The successor to these novels is "The Handmaid's Tale" Margaret Atwood from 1985, another prophetic read about the mass surveillance and control of women’s bodies in a reactionary regime. Meanwhile, her “MaddAdam” trilogy (“Oryx and Crake”, 2003; “The Year of the Flood”, 2009; MaddAdam, 2013) foregrounds the ethical dilemmas of biogenetics, pandemics, and monopolistic corporations.

The reason for this is not only in the dark socio-political-economic conditions of the modern world. The reason is also in the very nature of serious literature. High-quality art does not tolerate banal optimism and self-sufficient celebration of material well-being. Its deepest layers arise from the depiction of misfortunes, those that individuals and entire societies, often in the blind pursuit of their own happiness, produce for each other.

It is interesting, however, that at the same time we do not say goodbye so easily to scientific-technical-technological utopias. The reason is simple: in this domain there have been almost no disappointments. On the contrary, countless technological utopias have come true. People dreamed of flying, of long-distance communication, of computers, of space travel. Today, these ideas are part of everyday life, so normalized that they have ceased to excite us. Utopias have quietly and unceremoniously died out, not because they failed, but because they were fulfilled.

The problem arises when these realized technological utopias begin to turn into dystopias. Algorithmic surveillance, mass data collection, predictive policing, digital behavior control...all of these are real, operational versions of ideas that once existed only in literature. The metaverse from “Snow Crash,” cyberspace from “Neuromancer,” the “pre-crime” from Dick’s story “Minority Report” are no longer metaphors.

Philip K. Dick
Philip K. Dickphoto: Arthur Knight/Wikipedia

Just Philip K. Dick offers perhaps the most accurate picture of our time. In the novel “Do Androids Dream of Electric Sheep?” he introduces the term kipple - useless objects and waste that accumulate inexorably and suppress everything of value. Today, kipple is digital: spam, notifications, algorithmic content without meaning, AI waste that floods the networks and our attention.

So we return to the basic question: have writers really seen the future? As Margaret Atwood said, futuristic literature is not prophecy, but an in-depth analysis of the present. Writers do not predict, they observe carefully. And from that observation, sometimes, emerge astonishingly accurate images of the world to come.

In a time when dystopias are proclaimed as progress, perhaps the most radical idea is the simplest: finding a balance between frivolity and what truly has value.

The fight against the kipl seems to be just beginning.

H. G. Wells, a reformist in a world without illusions

If he were alive today, H. G. Wells would probably still be writing about the future, not because he believed in easy utopias, but because he never gave up on the idea that man can improve himself and the world can be arranged.

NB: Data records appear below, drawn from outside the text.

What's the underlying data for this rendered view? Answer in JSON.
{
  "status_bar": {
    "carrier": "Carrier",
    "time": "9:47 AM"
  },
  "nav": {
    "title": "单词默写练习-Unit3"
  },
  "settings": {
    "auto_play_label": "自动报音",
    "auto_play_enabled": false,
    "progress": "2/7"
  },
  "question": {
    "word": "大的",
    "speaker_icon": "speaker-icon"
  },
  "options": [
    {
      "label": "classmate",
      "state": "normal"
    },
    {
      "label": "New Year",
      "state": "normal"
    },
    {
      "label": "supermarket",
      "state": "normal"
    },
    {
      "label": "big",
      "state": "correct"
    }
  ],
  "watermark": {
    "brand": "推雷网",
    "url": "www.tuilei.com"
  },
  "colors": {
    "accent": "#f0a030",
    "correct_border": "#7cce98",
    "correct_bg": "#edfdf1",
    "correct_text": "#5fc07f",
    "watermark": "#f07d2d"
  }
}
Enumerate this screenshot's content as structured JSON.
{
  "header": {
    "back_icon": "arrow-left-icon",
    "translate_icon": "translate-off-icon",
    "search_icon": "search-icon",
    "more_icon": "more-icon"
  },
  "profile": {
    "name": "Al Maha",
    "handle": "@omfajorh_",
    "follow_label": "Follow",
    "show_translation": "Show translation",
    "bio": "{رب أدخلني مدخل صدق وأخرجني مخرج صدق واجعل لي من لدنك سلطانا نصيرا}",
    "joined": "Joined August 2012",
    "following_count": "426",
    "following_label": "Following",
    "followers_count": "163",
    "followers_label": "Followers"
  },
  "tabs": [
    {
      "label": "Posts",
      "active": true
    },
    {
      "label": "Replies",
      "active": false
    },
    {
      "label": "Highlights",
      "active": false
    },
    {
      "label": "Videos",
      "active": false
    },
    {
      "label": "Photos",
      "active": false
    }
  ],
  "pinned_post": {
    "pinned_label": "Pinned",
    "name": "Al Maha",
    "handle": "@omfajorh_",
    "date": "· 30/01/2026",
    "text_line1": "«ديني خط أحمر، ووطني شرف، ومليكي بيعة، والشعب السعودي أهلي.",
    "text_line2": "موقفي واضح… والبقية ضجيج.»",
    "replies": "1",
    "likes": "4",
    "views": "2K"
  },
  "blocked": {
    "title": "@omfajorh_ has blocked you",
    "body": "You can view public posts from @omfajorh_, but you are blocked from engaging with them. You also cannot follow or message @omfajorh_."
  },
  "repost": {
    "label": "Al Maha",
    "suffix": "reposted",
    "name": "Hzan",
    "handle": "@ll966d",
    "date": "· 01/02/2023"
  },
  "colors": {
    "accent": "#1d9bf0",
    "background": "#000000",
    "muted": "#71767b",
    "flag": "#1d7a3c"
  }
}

Although he began as an anthropological pessimist (the Eloi and Morlocks of The Time Traveler still seem frighteningly relevant today), Wells balanced hope and warning throughout his creative life. His utopias and dystopias had the same goal: to challenge the reader, to make them think, to unsettle them.

H.Dž.Vels
photo: commons.wikimedia.org

Perhaps today he would be skeptical of cosmic fantasies of escape from an overpopulated Earth. Wells believed, above all, in responsibility here and now. In that sense, he remains what he always was: a reformist who knows the world is not perfect but still thinks it is worth trying.